In the example below from the Patriots' Week 17 game against the Buffalo Bills, New England is in a "Dubs" formation with Gronkowski aligned in the slot on the right and Wes Welker in a stack position on the outside. On the left, Hernandez is in a stack alignment behind Tijuan Underwood in the slot. By displacing both tight ends away from the line, the Patriots are able to quickly identify the coverage based on the alignments of the linebackers and defensive backs. If the corners are matched up with the wide receivers, Tom Brady knows the Bills are locked in man coverage and he can audible to an effective route combination to exploit the scheme.
Offensive coordinators are also incorporating the use of "Empty" formations with "12" personnel to create favorable matchups. In the example from Super Bowl XLVI against the New York Giants, the Patriots emptied the formation with Deion Branch and Welker aligned on the left and BenJarvus Green-Ellis, Gronkowski and Hernandez deployed on the right.
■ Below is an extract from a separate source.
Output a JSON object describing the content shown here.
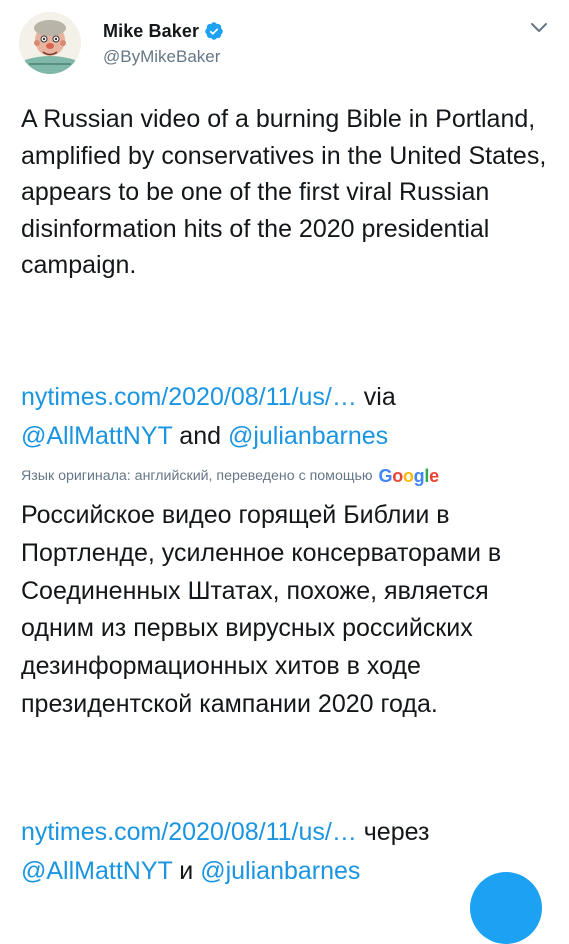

Hernandez is positioned as the No. 3 receiver to get an isolated matchup with Chase Blackburn over the middle of the field.
The route-design calls for clear-out routes from Welker and Gronkowski on the hashes, creating space for Hernandez to slip past Blackburn following a stutter move on an option route. With a new wave of athletic tight ends capable of winning isolated matchups, offensive coordinators around the league will continue to utilize spread formations to create big-play opportunities in the passing game.
3. The size and athleticism of the "move" tight end creates matchup problems for defensive coordinators.
As more teams start to incorporate double-tight end packages into their game plans, the H-back or "move" tight end becomes a bigger weapon in the passing game. Teams are adding basketball player-types at the position, and the combination of size and athleticism puts defensive coordinators in a quandary when determining how to match up with the package.
If the defense remains in base personnel, the H-back enjoys a significant advantage over a linebacker lacking the agility to stay close in coverage. If the defensive coordinator uses nickel personnel, the H-back uses his superior size to post up smaller defenders in space.
In the past, offensive coordinators would employ this tactic primarily in the red zone, but more play-callers are taking advantage of these matchups by aligning the tight end in a wide position to get him isolated on linebackers or defensive backs in space. The quarterback will capitalize on the matchup by targeting the tight end on fades (back-shoulder fades) and slants. Given the superior size advantage, this becomes a high-percentage throw that is nearly indefensible.
Teams like the Green Bay Packers and New Orleans Saints routinely utilize this tactic to get the ball into the hands of Jermichael Finley and Jimmy Graham, and others will certainly follow suit with athletic tight ends emerging as prominent playmakers in the passing game.